Q2S and the English Major

09 Quarters LeftCSUSB will convert from quarters to semesters in Fall 2020, and the conversion process is now well under way. Dave Carlson, our department chair, shared an overview of coming changes to the undergraduate English major. We’ll share news about the M.A. program in a future post!

For the past two years, the English Department has been working hard to transform our B.A. from its current quarter structure into a new semester one.  From the start of this process, we have kept the needs of our students as our central focus.

As most people reading this blog will know, the vast majority of our English majors grew up in San Bernardino and Riverside Counties. A large percentage are first-generation college students, and many work at least part-time, with a significant number working full-time. Roughly 40% use our program as a springboard into a single subject teaching credential in language arts. A number of courses in our major also serve students in the Liberal Studies program seeking to enter a multiple-subject credential program.

It has been important for us, then, to construct a new semester program that continues to serve future teachers at multiple levels in the K-12 system. Many of our students also continue their education at the graduate level (with our own M.A. program being a common destination), so providing a broad foundation in English Studies has also been a priority.
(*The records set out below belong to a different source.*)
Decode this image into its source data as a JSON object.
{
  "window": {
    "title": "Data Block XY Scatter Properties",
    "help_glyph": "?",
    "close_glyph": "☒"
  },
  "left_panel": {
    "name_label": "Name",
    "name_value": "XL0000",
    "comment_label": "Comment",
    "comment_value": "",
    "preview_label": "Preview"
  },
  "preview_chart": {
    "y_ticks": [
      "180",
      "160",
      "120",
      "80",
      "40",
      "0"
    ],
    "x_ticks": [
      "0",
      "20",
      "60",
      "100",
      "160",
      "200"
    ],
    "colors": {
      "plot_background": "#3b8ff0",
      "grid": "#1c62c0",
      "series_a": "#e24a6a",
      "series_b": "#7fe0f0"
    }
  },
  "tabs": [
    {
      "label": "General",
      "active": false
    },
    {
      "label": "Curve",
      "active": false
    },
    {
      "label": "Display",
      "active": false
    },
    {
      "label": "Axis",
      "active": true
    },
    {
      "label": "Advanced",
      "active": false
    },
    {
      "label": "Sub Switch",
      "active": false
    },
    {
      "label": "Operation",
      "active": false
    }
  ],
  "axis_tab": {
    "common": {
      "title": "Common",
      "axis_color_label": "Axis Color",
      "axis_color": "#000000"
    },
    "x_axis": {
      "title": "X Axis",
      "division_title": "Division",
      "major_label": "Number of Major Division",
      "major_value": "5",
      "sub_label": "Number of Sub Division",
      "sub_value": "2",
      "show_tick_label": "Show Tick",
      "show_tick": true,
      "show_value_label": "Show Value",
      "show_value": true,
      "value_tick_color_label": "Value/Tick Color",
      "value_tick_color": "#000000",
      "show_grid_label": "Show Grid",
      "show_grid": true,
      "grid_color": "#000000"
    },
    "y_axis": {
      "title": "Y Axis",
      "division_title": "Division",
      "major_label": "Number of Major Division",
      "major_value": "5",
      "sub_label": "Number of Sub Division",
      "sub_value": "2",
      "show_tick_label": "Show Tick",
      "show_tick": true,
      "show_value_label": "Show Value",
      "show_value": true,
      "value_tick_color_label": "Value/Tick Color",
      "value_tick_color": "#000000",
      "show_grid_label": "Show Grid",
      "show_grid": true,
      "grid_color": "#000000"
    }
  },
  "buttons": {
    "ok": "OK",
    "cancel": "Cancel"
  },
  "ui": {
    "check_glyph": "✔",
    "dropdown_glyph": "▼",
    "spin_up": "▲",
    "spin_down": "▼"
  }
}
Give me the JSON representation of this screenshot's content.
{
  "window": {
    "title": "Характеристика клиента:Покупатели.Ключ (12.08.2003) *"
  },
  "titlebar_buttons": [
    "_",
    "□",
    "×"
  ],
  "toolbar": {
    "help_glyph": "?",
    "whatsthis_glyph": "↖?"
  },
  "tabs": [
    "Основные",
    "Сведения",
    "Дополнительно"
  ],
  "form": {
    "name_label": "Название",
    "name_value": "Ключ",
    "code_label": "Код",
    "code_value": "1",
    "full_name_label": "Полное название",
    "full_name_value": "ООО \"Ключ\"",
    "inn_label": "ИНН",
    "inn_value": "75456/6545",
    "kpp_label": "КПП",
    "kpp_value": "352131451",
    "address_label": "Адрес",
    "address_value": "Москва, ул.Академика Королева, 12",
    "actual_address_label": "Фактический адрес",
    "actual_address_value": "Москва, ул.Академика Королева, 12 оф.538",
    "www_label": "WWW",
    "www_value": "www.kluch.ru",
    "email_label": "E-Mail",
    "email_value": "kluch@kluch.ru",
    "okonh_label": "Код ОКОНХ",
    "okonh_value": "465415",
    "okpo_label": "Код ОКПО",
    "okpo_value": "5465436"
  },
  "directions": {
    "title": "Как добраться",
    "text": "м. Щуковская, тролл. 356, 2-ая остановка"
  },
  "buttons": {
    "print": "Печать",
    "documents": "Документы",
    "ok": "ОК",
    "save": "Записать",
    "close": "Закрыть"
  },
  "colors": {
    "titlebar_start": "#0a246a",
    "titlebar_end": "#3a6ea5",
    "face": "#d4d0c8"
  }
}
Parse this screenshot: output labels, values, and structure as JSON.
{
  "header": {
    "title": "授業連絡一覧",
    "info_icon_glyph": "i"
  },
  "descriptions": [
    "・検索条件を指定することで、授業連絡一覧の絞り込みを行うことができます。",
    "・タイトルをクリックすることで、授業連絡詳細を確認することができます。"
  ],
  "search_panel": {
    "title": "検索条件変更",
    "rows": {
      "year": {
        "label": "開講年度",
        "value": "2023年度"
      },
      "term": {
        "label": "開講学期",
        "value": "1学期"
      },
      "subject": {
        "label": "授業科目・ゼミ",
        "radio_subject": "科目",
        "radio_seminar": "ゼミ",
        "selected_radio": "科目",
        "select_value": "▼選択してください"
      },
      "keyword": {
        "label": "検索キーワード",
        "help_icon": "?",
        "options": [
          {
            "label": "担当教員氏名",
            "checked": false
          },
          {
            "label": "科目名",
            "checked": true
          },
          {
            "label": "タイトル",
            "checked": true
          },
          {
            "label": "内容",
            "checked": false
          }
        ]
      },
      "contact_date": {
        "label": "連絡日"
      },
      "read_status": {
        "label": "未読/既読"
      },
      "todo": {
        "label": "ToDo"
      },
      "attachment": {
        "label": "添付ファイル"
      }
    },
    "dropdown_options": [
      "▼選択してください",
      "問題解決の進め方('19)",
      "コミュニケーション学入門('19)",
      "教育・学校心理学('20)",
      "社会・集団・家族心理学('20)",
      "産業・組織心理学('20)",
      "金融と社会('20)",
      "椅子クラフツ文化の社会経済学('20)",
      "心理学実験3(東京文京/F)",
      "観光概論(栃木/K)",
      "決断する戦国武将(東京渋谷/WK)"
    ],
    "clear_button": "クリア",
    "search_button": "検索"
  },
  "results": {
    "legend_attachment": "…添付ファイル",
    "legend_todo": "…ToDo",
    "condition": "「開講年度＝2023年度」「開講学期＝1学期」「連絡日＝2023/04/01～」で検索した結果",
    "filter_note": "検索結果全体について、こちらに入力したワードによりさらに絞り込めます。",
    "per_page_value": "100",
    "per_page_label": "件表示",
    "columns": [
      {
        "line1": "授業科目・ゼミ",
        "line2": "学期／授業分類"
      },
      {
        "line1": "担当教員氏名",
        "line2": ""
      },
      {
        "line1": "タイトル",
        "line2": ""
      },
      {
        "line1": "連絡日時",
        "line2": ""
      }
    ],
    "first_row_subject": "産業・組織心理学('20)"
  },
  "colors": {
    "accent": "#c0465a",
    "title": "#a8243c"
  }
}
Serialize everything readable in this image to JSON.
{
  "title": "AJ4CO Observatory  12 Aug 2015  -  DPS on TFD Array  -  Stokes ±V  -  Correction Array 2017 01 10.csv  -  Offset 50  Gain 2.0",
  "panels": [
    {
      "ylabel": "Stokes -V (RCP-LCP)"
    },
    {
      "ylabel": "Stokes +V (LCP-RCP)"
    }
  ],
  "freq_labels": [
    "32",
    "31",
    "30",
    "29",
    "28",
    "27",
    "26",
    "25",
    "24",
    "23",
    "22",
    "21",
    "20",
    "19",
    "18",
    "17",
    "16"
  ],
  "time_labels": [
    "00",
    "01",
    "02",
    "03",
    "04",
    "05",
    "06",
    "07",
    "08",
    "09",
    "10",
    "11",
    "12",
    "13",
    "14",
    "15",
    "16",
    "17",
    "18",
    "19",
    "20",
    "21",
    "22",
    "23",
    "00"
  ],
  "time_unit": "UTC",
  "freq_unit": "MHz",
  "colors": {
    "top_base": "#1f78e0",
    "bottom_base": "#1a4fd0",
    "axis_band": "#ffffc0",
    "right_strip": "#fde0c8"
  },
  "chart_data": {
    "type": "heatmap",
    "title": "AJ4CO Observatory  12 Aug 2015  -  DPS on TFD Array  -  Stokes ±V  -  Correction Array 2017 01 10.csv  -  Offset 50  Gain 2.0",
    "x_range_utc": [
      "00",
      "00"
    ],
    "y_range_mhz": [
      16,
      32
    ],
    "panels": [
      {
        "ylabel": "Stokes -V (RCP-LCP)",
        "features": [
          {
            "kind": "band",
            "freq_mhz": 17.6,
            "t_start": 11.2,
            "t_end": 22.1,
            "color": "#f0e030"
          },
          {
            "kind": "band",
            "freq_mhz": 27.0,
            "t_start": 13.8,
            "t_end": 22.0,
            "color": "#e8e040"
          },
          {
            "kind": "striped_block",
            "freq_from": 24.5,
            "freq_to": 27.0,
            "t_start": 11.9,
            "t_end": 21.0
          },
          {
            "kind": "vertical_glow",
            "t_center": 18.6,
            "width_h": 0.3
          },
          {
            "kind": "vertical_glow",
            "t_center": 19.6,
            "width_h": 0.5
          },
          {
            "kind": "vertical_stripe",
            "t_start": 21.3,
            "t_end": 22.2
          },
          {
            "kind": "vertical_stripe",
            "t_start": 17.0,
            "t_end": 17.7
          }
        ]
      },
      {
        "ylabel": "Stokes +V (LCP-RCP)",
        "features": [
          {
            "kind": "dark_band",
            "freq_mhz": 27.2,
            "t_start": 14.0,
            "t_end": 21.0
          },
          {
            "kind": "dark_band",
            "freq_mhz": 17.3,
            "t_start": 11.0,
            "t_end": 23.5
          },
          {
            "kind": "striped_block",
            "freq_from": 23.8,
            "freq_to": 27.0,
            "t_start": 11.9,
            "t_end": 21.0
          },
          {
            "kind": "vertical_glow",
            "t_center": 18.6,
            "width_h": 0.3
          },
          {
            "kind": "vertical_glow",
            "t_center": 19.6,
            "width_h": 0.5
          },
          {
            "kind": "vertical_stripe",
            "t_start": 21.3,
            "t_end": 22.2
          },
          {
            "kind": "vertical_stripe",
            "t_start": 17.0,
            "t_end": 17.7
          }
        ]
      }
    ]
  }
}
But it has also become clear to us in recent years that an increasing percentage of our students seek to use their English degrees to pursue careers outside of teaching.

Our final goal in the transformation process, then, has been to better position those not intending to go on to a teaching career to be able to recognize and articulate (to themselves and others) the skills they obtain by earning a degree in English Studies. Here is little teaser overview of how we have done so.

In its current form, the B.A. in English is a 73 quarter-unit major that consists of a substantial core (dominated by literature classes) and three concentrations: creative writing, linguistics, and literature. Students pursuing a single subject credential complete, in addition to their chosen concentration, our ETPP (English Teacher Preparation Program), which is a cluster of courses (some of which count as electives elsewhere in the major) that satisfy remaining CTCC requirements not automatically addressed elsewhere in a student’s course of study.

The transformed BA in English will be a 48 semester-unit major (where students will also have to opportunity to “double-dip” in satisfying GE C2, thus freeing up additional general electives). A new core has been designed expressly as a broad introduction to English Studies as a field, taking advantage of our department’s unique strengths: we are the only English department in the CSU system, and one of a handful nationwide, that includes faculty in literature, linguistics, creative writing, and rhetoric/writing studies.

Key points:

  • We have significantly redesigned the creative writing concentration, developing a structure that allows students to pursue multi-modal and multi-genre work across multiple platforms (digital and conventional).
  • We have created a new concentration in Rhetoric and Writing Studies, which expands on the structure we currently use in our Certificate in Public and Professional Writing.  Here again, we have created more space for multi-modal writing, while also placing new and additional emphasis on community-based writing, writing in the public sphere, and theoretical grounding in rhetoric and literacy studies.
  • Our linguistics and literature concentrations have been streamlined (largely through the elimination of some pre-requisite and sequencing issues that created barriers to student progress) and updated.
  • We have created a new individualized concentration where students, under the direction of a faculty advisor and with approval of faculty committee, can create their own course of study to meet any career goals not clearly addressed by our other concentrations.
  • Finally, in all our concentrations we are seeking to emphasize and encourage students to enroll in “High Impact Practice” classes, some of which we currently offer and some of which are new. We are particularly encouraging students to incorporate study abroad, an internship, an English Practicum (a project-based learning class), or an Honors/Research project into their program of study.

This new curriculum is currently working its way through the campus’ approval process-and hopefully will sail through without any hitches.  We are now looking forward to being able to turn our focus to preparing to teach in this new structure.  There will by many opportunities for exciting and innovative classes.  We can’t wait to teach them!